- Country: New Zealand
- Language: English
- Genre: Modernist fiction

Publication
- Published in: The Adelphi
- Publication type: Review
- Media type: Print
- Publication date: February 1924

= Something Childish But Very Natural =

"Something Childish But Very Natural" is a short story written by Katherine Mansfield in 1914. It was first published posthumously in the Adelphi. It was republished in Something Childish and Other Stories (1924).

==Plot summary==
At a train station, Henry looks at books and comes upon Samuel Taylor Coleridge's poem. Then he jumps onto the train as he is late, and has left his portfolio behind. On the train, he starts talking to a girl, until she tells him she will be there again every evening. On the following Saturday, he goes to the station and sees her; they get on the train and start talking like old friends.
Later, they go to a concert, and she appears somewhat distant. They walk down the streets of London and come upon a pretty village nearby. There, they visit a house and decide to rent it. Then Henry receives a telegram, and things fall apart.

==Characters==
- Henry.

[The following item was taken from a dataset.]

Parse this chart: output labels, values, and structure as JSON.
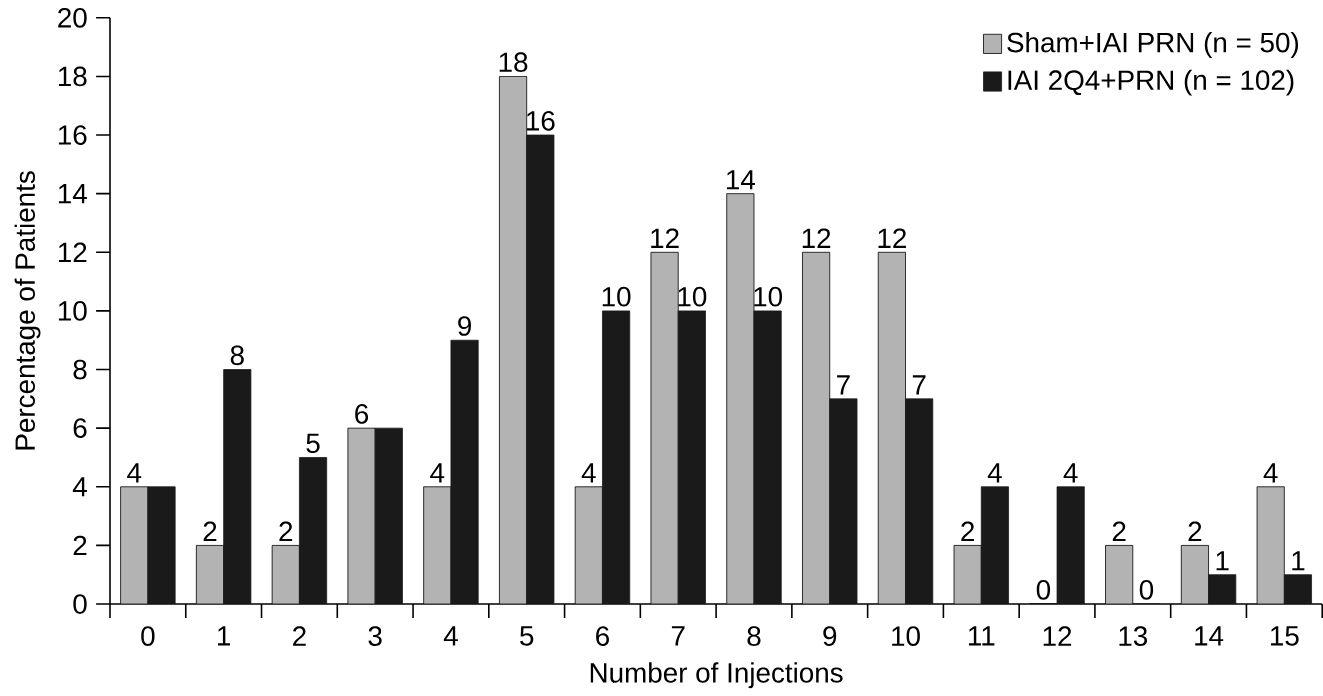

He is almost 18 years old and works in an architect's office.
- Edna. She is 16 years old and goes to a training college to be a secretary. Her mother is Hungarian.

==Major themes==
- Love
- Family
- The transitional period between childhood and adolescence
- The tension between fantasy and reality

==Literary significance==
The text is written in the modernist mode, without a set structure, and with many shifts in the narrative.